“Ah! if she fell into Maddox’s hands, I wonder the less. She showed an amount of feeling about my illness that won Ailie’s heart, and we had her for a little handmaid to help my nurse. Then, when we broke up from home, we still kept her, and every one used to be struck with her looks and manner. She went on as well as possible, and Lucy set her heart on having her in the nursery. And when the upper nurse went away, she had the whole care of Rose. We heard only of her praises till, to our horror, we found she had been sent away in disgrace at a moment’s warning. Poor Lucy was young, and so much shocked as only to think of getting her out of the house, not of what was to become of her, and all we could learn was that she never went home.”
“How long was this before the crash?”
“It was only a few weeks before the going abroad, but they had been absent nearly a year. No doubt Maddox must have made her aid in his schemes. You say Rose saw him?”
“So she declares, and there is an accuracy of memory about her that I should trust to. Should you or Alison know him?”
“No, we used to think it a bad sign that Edward never showed him to us. I remember Alison being disappointed that he was not at the factory the only time she saw it.”

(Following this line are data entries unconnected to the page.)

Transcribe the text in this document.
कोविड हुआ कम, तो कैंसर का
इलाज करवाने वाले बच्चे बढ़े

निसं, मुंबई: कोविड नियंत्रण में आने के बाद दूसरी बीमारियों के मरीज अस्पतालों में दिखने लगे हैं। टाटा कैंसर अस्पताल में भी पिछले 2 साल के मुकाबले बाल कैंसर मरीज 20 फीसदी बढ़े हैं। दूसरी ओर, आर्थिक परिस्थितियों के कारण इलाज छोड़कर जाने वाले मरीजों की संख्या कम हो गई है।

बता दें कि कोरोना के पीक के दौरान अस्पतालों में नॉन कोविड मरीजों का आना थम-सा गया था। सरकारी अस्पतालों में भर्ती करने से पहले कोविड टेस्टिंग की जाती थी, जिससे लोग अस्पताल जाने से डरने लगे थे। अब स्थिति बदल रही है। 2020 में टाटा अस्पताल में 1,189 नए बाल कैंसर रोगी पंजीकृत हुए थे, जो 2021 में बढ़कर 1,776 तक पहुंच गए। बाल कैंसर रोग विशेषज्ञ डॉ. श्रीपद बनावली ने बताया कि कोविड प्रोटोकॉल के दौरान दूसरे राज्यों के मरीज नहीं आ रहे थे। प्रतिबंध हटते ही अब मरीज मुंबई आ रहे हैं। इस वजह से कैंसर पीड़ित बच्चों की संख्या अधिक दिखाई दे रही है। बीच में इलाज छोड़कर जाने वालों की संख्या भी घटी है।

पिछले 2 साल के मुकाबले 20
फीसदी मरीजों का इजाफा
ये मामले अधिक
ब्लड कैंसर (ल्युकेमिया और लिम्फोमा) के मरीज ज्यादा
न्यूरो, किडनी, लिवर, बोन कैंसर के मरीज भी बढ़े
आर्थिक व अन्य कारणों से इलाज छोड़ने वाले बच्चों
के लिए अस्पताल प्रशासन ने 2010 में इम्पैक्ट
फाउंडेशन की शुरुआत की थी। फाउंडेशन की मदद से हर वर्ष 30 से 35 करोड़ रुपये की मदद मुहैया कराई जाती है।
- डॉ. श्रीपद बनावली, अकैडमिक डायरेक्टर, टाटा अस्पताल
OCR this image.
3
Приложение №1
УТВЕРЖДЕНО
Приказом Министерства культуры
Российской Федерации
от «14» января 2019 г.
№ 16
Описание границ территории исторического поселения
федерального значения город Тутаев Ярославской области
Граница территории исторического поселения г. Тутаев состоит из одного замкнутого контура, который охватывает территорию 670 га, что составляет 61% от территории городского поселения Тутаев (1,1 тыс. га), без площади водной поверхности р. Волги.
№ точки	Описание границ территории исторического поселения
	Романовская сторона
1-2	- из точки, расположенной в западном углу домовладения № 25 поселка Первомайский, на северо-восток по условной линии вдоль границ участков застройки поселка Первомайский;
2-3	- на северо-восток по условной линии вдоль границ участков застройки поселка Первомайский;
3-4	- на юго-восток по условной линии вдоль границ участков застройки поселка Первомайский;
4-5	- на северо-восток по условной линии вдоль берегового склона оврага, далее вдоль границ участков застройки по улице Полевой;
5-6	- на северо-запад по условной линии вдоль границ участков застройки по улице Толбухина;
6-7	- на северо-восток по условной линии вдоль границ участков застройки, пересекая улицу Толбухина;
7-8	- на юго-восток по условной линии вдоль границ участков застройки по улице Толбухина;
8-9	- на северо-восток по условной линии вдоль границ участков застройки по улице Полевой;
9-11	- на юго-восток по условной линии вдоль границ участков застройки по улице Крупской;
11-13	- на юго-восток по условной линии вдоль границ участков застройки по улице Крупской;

“I do not like going away while he may be lurking about. I could send a note to-night, explaining my absence.”
“No, no,” exclaimed Ermine, “that would be making me as bad as poor little Rose. If he be here ever so much he has done his worst, and Edward is out of his reach. What could he do to us? The affairs were wound up long ago, and we have literally nothing to be bullied out of. No, I don’t think he could make me believe in lions in any shape.”
“You strong-minded woman! You want to emulate the Rachel.”
“You have brought her,” laughed Ermine at the sound of the well-known knock, and Rachel entered bag in hand.
“I was in hopes of meeting you,” she said to the Colonel. “I wanted to ask you to take charge of some of these;” and she produced a packet of prospectuses of a “Journal of Female Industry,” an illustrated monthly magazine, destined to contain essays, correspondence, reviews, history, tales, etc., to be printed and illustrated in the F. U. E. E.